Paul D’Agostino does a handstand at Norte Maar. (All photos by the author for Hyperallergic, except where stated otherwise.)

Handstand. That is just another of the items on the long list of the things Paul D’Agostino excels at doing. As a Bushwick resident since 2007, D’Agostino has actively worked to shape the art scene in the neighborhood through his countless activities. Bushwick-based nonprofit Norte Maar is currently presenting a solo show of Paul D’Agostino’s work, titled Appearance Adrift in the Garden, and I took the opportunity to talk to the man about his art and life.

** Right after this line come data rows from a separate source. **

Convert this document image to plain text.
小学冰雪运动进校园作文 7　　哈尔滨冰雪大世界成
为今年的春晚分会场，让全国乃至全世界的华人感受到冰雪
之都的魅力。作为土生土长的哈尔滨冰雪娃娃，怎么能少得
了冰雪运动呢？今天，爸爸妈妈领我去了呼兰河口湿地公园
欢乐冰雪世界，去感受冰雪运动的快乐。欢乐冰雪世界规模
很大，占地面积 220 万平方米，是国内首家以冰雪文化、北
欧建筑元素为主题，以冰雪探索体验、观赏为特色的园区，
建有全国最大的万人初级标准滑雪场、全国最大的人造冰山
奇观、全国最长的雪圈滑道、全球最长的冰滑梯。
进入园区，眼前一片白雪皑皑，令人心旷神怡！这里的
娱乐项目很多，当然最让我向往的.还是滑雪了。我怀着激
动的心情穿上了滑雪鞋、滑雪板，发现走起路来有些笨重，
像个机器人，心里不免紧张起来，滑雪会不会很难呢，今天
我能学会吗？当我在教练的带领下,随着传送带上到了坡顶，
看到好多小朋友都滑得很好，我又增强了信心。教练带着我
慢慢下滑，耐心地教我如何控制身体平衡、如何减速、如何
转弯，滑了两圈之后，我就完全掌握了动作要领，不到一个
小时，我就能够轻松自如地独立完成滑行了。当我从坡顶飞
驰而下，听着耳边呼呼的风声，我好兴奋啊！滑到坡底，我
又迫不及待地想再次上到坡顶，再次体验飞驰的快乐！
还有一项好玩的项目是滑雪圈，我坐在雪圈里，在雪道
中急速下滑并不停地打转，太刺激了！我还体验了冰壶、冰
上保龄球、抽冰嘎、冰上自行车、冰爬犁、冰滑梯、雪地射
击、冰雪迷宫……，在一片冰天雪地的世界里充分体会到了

Paul D’Agostino, “Future Perfect VII” (2012) (photo courtesy Norte Maar)

Beginnings

“She had at least a dozen careers, and was very skilled in crafts,” says D’Agostino, who grew up in hurricane-prone Virginia Beach, about his late grandmother. He credits her with passing her talents onto him and his two sisters, who are also artists. D’Agostino attended a program for gifted children with a special focus on the arts, and by the time he was 18, he had spent countless hours in a studio and worked in various media. To everyone’s surprise, this straight A student hadn’t intended on going to college at all. He used to be a passionate skateboarder who dreamed about a professional skateboarding career in California. However, during his senior year he suffered a serious injury, which meant he had to ignore the prospect of serious skateboarding for good and he opted for college in the end.

After high school, D’Agostino felt that he could still pursue art on his own while branching out into other disciplines as well, which led to studying international relations and languages. However, art has never stopped being his passion.

Paul D’Agostino at Norte Maar.

D’Agostino completed his PhD in Italian literature by the time he was 27. “I had developed really good study habits in high school, because back then I knew my parents wouldn’t let me spend as much time skateboarding if I didn’t have good grades,” he says.

In the living room of his shared Bushwick loft, Paul has been operating Centotto, an apartment gallery where he has curated over 20 art shows. D’Agostino smiles when recalling the first show he put up at Centotto on the occasion of the 2008 Bushwick Open Studios. “500 people came in during the weekend,” he says.

Paul D’Agostino: Appearance Adrift in the Garden 1-4 (2011)

In the Garden

Appearance Adrift in the Garden features Paul D’Agostino’s recent collage works, sets of serialized monoprints and a recently released chapbook of prose and poetry, Bodies, Voids and a Tale of Seas, which features some of his original writings in German, Italian, French, Spanish and English. As a literary component to the show, Norte Maar, which like Centotto operates in its director’s apartment, presented a reading by the artist from his collection last Sunday afternoon.

The piece reads: “Minor disasters … at a French canal … keep boredom at bay.”

The symbiosis of text and images is essential to D’Agostino’s work. A phrase, poem or a piece of reading often ignites the impulse to create, and similarly a piece of art can stimulate D’Agostino to start the writing process. The poem “Likeness/Abbild” illustrates how D’Agostino’s creative process works. “It is a piece I wrote while reflecting on something I’d been reading with relation to the series of diminishing-palette monoprints, ‘Appearance Adrift in the Garden.’ The work then became the title for the exhibit,” explains D’Agostino.

Unity of words and images, interdependence between individual pieces and between series of works create narratives in his work. “A piece I make is not complete until it has a title,” he says.

I am fascinated and entertained by the installation of 41 triptychs on cardboard series titled Keine Ahnung 7, (2011). Every single triptych on the kitchen wall at Norte Maar , contains an image broken down into three parts or three related images. Individual triptychs each contain a narrative governed by different syntax.

From left to right, the pieces read: “Erodes… Stuns …Reshapes.” and “Atlantis touched down Thursday at Kennedy … Space Center in Florida … concluding a 30-year space program.”

Moreover, D’Agostino keeps the reference for each collage images he uses, and sticks the source at the back of each piece. This way, he forms a unique system of “citation” for his collage works.

The thinking process Paul D’Agostino uses when creating art is similar to the process of developing an idea and curating art shows at Centotto. Visualization of an idea or reading usually leads to sophisticated group shows or even simposia, which is what he calls his extended art exhibitions that include artist talk components. D’Agostino’s curatorial concepts tend to the remarkable.

Paul D’Agostino had to think for a couple of seconds when I asked him if there is something he isn’t good at. “I was in a band in graduate school, but I wasn’t very good at playing guitar and drums,” he said.

Paul D’Agostino: Appearance Adrift in the Garden is on view at Norte Maar (83 Wyckoff Avenue, #1B, Bushwick, Brooklyn) until March 4. 

Katarína Hybenová is editor & founder of BushwickDaily.com, writer, photographer, runner, too-much-coffee consumer but at least not in denial about it.